I thought I’d have to close my eyes, but my vision changes immediately. Baelen’s silhouette blurs and blends into an encroaching darkness. I try to hold on to his image within my sight, but I can’t fight the deep black like nighttime falling across everything. It surrounds me, consuming the arena, my ladies, the soldiers, the Elven Command, even the chair itself and, last of all, Baelen is completely gone and there’s nothing but dark.

I float inside it, regulating my breathing, mentally preparing myself. The darkness lifts and I’m ready for anything.

Except this.

My armor’s gone. The wind whips at my hair. I stand across from the edge of a cliff. Baelen sits at the edge with his back to me. From across his shoulder I see a pen and paper in his hands. But he’s not the now Baelen, he’s the then Baelen.

I glance at myself, at my hands and my dress—the old, patched one I used to wear. My faded lavender cloak drapes around my shoulders to ward against the cold. My hair is tied in a long braid and my blue ribbon—the only pretty thing I own—flutters against my side.

I’m eighteen.

This is the day I became the Storm Princess.

I don’t want to be here! The shriek inside my mind fades as I keep walking. My older self’s thoughts are consumed and destroyed as I merge completely with my younger self, until I forget why I’m here… I don’t know what I was afraid of just now… because Bae’s here and nothing can hurt me.

I pass the shallow cave on my left that’s deep enough to provide shelter. The cliff’s edge opposite the cave is a sheer drop down thousands of feet. I’m breathing heavily. I’ve just climbed up the side of the mountain along the secret path that Baelen showed me years before—a place to escape in the Rath mountains that nobody else knows how to get to.

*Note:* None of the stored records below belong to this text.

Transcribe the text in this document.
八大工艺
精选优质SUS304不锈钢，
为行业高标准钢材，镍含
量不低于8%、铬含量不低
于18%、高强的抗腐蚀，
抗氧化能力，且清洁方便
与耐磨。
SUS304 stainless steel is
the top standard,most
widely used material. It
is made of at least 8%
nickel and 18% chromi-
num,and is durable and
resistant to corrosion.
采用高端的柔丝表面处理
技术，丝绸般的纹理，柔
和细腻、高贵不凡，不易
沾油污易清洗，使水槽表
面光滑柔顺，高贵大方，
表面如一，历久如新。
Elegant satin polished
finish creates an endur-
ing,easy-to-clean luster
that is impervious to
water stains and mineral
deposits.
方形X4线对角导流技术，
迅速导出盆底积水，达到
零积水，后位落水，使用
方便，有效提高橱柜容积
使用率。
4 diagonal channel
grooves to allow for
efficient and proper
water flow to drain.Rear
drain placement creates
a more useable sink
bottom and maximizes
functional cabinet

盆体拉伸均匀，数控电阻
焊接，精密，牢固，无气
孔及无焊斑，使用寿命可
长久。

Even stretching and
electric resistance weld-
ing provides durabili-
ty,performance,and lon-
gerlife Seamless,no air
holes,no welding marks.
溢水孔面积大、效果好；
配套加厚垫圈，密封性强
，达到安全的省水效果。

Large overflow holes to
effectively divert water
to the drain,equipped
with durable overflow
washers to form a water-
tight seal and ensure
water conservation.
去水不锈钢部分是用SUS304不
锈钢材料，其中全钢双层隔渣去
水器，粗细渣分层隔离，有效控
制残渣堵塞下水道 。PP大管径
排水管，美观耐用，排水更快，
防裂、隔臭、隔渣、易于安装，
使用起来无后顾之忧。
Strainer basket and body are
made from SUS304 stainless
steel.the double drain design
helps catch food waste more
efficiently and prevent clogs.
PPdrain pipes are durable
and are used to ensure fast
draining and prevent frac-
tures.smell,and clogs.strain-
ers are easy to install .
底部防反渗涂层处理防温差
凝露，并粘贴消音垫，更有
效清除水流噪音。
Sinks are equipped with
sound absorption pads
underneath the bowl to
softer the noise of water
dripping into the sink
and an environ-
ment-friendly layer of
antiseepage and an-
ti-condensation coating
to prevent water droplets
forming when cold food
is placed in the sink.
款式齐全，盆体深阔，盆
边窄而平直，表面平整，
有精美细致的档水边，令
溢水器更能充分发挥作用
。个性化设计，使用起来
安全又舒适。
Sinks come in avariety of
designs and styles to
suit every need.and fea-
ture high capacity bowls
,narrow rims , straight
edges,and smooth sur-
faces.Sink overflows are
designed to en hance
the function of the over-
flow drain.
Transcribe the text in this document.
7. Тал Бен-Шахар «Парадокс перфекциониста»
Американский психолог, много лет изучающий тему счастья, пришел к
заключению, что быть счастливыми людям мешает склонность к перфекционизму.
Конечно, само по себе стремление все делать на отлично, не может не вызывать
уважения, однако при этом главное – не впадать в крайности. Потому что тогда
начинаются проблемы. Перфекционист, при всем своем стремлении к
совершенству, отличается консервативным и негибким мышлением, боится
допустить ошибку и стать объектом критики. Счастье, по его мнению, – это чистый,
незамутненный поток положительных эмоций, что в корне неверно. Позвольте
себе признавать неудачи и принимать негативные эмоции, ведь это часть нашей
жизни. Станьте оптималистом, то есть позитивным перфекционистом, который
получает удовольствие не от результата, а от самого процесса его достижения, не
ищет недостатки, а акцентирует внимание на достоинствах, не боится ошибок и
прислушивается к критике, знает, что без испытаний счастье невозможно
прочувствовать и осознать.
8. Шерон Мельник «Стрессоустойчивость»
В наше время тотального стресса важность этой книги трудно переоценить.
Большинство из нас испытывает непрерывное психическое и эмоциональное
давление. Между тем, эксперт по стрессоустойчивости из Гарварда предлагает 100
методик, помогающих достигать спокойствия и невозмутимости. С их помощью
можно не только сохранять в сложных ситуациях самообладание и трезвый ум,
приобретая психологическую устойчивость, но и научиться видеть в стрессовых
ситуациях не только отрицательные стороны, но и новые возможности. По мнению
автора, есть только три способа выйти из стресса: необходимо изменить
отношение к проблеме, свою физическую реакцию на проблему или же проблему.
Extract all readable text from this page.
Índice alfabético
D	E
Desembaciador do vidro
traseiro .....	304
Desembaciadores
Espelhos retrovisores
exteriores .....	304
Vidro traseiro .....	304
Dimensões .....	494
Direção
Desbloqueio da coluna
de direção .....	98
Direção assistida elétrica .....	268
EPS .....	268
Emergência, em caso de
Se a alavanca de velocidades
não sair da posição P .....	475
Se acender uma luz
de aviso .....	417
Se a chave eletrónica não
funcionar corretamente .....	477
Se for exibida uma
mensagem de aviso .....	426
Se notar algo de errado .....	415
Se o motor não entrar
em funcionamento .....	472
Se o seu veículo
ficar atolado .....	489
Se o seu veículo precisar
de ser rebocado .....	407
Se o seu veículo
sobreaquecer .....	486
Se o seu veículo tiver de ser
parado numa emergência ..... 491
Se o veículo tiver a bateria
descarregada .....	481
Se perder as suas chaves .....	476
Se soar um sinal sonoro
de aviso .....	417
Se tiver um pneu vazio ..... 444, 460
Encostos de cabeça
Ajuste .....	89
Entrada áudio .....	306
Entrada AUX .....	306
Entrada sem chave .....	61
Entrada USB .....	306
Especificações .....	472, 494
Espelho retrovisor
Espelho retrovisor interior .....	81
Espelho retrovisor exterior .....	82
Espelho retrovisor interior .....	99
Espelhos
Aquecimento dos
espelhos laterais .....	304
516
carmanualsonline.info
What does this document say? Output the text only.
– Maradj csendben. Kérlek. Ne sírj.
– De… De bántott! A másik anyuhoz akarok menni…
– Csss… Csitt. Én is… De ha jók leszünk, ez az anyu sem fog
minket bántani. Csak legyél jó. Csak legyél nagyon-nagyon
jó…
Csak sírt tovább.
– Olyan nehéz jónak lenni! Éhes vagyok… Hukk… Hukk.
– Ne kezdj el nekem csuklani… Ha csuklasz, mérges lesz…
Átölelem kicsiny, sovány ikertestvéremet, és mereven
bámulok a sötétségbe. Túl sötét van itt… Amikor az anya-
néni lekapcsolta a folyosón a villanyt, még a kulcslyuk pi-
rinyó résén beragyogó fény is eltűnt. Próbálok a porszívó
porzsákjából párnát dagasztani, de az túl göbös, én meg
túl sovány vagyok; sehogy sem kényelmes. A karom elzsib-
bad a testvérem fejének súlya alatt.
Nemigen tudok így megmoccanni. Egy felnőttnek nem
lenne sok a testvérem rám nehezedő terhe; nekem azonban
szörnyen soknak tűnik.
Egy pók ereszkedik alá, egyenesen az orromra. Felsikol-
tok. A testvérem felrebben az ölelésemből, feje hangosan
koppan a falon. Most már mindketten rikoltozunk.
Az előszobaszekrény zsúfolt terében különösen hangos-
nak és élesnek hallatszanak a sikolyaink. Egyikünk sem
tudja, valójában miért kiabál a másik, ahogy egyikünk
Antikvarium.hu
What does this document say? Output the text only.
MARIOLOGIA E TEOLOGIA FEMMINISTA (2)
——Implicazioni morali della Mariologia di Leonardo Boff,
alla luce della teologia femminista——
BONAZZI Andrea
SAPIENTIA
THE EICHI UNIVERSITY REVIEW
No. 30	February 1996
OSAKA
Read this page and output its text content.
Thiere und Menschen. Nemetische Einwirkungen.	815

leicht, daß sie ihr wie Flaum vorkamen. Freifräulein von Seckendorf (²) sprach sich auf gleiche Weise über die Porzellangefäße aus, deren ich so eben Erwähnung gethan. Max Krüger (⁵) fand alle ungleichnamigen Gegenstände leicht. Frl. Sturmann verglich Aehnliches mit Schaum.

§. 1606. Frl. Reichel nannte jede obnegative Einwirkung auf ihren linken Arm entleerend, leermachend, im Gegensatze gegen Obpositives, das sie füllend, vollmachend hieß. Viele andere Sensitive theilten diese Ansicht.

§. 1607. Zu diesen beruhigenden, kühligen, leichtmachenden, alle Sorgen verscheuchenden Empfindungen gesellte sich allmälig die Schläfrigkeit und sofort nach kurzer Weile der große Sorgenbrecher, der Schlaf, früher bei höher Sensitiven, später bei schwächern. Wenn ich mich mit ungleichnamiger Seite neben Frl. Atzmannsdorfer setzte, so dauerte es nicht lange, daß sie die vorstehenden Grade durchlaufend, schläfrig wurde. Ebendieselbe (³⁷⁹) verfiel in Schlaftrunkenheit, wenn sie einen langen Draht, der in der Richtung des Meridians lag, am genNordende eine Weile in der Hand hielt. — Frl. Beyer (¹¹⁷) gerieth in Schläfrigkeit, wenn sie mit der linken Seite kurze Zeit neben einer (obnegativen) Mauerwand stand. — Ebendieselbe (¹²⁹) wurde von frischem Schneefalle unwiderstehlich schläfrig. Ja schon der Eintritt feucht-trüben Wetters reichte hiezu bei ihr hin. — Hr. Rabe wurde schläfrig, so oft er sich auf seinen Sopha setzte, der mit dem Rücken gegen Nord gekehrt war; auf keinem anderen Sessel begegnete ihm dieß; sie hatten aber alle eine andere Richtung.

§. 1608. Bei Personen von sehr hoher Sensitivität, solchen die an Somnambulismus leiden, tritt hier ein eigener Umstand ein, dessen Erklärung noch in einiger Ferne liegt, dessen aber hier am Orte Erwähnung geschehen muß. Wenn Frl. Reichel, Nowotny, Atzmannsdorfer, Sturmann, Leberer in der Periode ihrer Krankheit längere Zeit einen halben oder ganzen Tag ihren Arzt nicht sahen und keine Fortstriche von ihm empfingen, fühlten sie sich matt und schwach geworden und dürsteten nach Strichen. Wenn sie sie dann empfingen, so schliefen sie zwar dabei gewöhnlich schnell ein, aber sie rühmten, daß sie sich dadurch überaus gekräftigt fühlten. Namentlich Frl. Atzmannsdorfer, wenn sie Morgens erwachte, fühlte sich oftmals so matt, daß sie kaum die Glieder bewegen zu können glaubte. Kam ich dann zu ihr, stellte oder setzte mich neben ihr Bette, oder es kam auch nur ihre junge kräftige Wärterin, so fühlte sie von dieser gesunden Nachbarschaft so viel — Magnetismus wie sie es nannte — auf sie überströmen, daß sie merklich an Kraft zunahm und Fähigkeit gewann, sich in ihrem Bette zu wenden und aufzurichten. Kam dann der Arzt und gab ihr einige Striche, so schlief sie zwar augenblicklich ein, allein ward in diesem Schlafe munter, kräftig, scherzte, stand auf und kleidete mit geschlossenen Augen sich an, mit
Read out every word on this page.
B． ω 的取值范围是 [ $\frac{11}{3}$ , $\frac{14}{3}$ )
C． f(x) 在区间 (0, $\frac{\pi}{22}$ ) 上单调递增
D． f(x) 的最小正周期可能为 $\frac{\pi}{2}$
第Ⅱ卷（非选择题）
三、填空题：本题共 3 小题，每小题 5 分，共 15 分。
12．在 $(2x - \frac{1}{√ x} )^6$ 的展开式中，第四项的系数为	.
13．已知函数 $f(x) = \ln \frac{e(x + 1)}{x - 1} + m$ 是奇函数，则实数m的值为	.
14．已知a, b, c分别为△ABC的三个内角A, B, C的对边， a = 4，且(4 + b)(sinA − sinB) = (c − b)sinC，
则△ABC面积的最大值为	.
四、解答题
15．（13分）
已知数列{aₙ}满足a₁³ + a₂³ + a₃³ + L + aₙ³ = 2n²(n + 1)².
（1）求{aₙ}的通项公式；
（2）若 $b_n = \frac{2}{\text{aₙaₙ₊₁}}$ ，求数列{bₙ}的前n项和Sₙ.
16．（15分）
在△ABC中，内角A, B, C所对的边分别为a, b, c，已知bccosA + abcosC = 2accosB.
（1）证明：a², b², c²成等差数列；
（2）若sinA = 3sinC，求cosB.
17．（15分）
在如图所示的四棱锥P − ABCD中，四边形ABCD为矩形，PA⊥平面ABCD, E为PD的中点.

In the beginning, we had an unspoken code to only come up here when the other wasn’t here. It was a place to be alone. He told me about it after he found me crying behind one of the outer buildings when we were eleven, my knees and hands bleeding after one of the visiting Valor boys knocked me over.

But now… It’s his place and mine.

I step across the stones, navigating the rocky ground, and slide down next to him, my legs dangling over the edge. The drop is dizzying but it’s funny how I don’t feel fear when I’m near him.

I don’t try to see what he’s drawing. He’s never offered to show me and I respect that it’s the one thing he keeps for himself. Most days he spends all day training and studying. Basically learning how to kill gargoyles in every way possible.

He turns as if he’s connected to me. “My father’s sending me to military training tomorrow. This is the last time I can draw anything other than maps and military routes.”

I take a moment to let my breathing even out. Then I nudge him, trying to coax out a smile. “Maybe they’ll let you do military portraits. You know, the ones where all the elves take majestic positions and pretend they’re in the middle of glorious battle.”

He shrugs.

I raise my eyebrows. Not even a small smile?

But he’s right. There’s no use trying to make light of it. He’s going away and at some point I’m going to have to admit how that makes me feel. I exhale my emptiness into the breeze, closing my eyes, shutting out the view of the vast Rath lands far beneath us. “I don’t want you to go, Bae.”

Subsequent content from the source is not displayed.